How insurance companies can assess and develop their resilience
Research project conducted in collaboration with renowned business school INSEAD and Heidrick & Struggles, the world leading HR-consultancy. The project was carried out between May and December 2021.
What was the response of large insurance companies to the disruption wrought by COVID-19? What can we learn from it? And how can organizations use this knowledge to navigate crises of the future?
The Western economy has endured many crises over the past two decades from 9/11 to the global banking collapse and the Euro bond crisis. All these events created their own shockwaves and taught those of us in the insurance sector much about resilience. Yet nothing could fully prepare us for the global disruption of the pandemic. The uncertainty it created, which we continue to work through, is so profound that we can’t rely on existing recovery models. We need fresh insights and knowledge. And we need a new resilience map to better understand how to develop and strengthen our organizational resilience.
That’s why we’ve been engaged in detailed academic and empirical research undertaken with 44 C-level executives across 13 companies. And through 15 scaled measurements across resources, system orientation, culture and leadership, we have created a map that provides you with a valuable reading of where your organization stands on the resilience spectrum. Crucially, it also identifies your opportunities for improvement.
Our map is based on the understanding that there are three key stages to resilience:
1) The anticipation phase, prior to the emergence of a crisis.
2) The coping or ‘bouncing back’ phase.
3) The adaptive phase, the opportunity to jump forward.
We also looked at what the successful outcomes for a truly resilient company are. The first, most obvious one, is the financial outcome – the extent to which revenues and earnings are protected in the coping stage, and then grow in the bouncing back phase. Then we have non-financial performance indicators such as service levels or employee and partner engagement. And then there are wider recognition outcomes such as whether a company’s culture shows an increase in its self-esteem or self-confidence, or makes reputational gains with the broader public.
Organizational map for reviewing and improving resilience
The resilience map
So where does your organization sit on this map? What are the levers you need to pull to increase your resilience in a world that continues to face extensive disruption? And even if you’re scoring high, are there areas of potential improvement?
One key takeaway from our research was the that the stronger an organization’s community is in terms of aligned autonomy, the better it will be at bouncing back. The chief transformation officer of a South African insurer told us: “I was most impressed by the response to the crisis – that moment when it became real, the galvanization and the united alignment behind our purpose. People took up new roles to live up to our purpose.”

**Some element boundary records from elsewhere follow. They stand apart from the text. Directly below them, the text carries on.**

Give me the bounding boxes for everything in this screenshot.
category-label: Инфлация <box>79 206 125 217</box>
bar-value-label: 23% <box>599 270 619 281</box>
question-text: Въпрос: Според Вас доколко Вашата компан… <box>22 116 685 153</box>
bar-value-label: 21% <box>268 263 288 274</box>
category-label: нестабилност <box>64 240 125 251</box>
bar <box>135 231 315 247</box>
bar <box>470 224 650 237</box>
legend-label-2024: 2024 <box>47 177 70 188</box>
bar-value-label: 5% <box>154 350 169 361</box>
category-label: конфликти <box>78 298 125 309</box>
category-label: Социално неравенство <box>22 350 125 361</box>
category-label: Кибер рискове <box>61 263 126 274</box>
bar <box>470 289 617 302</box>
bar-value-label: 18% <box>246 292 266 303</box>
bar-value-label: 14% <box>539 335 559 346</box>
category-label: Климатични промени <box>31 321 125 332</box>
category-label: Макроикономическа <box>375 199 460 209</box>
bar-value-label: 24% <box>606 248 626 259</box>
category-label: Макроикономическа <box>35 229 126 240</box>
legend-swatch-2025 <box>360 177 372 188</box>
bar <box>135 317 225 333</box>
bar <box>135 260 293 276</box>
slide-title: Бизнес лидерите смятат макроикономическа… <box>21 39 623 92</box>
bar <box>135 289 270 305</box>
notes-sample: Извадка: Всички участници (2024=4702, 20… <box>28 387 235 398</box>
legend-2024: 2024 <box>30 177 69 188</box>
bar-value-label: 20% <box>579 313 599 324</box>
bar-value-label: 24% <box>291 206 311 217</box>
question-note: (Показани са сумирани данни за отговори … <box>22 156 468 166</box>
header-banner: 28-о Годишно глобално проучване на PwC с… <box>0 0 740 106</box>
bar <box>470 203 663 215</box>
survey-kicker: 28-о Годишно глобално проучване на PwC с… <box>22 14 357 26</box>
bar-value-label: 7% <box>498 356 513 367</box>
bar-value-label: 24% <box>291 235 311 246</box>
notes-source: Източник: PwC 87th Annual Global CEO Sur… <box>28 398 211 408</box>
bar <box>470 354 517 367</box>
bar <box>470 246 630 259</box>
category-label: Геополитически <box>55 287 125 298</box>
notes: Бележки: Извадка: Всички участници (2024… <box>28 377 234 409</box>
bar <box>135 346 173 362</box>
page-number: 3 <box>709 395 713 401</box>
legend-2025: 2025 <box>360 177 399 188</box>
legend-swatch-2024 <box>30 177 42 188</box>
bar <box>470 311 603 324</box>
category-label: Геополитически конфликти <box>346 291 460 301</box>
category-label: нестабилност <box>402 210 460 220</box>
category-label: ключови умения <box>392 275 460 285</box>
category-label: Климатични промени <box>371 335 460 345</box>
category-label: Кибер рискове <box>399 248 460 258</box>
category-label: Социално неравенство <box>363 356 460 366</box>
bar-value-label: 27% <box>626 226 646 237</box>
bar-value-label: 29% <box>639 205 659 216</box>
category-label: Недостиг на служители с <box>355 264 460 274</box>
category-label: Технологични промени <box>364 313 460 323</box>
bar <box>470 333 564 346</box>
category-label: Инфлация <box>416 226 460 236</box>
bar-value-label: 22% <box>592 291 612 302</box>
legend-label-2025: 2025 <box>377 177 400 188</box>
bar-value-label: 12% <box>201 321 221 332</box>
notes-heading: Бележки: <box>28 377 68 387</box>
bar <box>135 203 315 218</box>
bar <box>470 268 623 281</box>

However, in some cases, that very ability to bounce back thanks to a strong community orientation can also stifle a business’s ability to bounce forward, because a community committed to remaining united can be resistant to change. To emerge from a crisis with a competitive advantage, companies have to take risks and accept that nothing will be as it was before. The companies who say ‘yes, we have this community but we’re also venturing into uncharted waters, and we’re going to try new things such as launching new innovative products, acquiring companies or completely reorganising ourselves’ tend to bounce forward strongest.
The COO of a US insurer told us: “The pandemic was a ticket to heaven for us. We led with vision and were very bold in our investments during the pandemic. Thanks to our very open and engaging culture, we could do this.”
Decentralization and flexibility
There were other over-arching themes. Companies that decentralized their decision making and encouraged greater flexibility proved more resilient because they were faster to act.
As the COO of a US insurer told us: “The successful management of the crisis was to a large degree due to the choice and flexibility we gave to our employees.”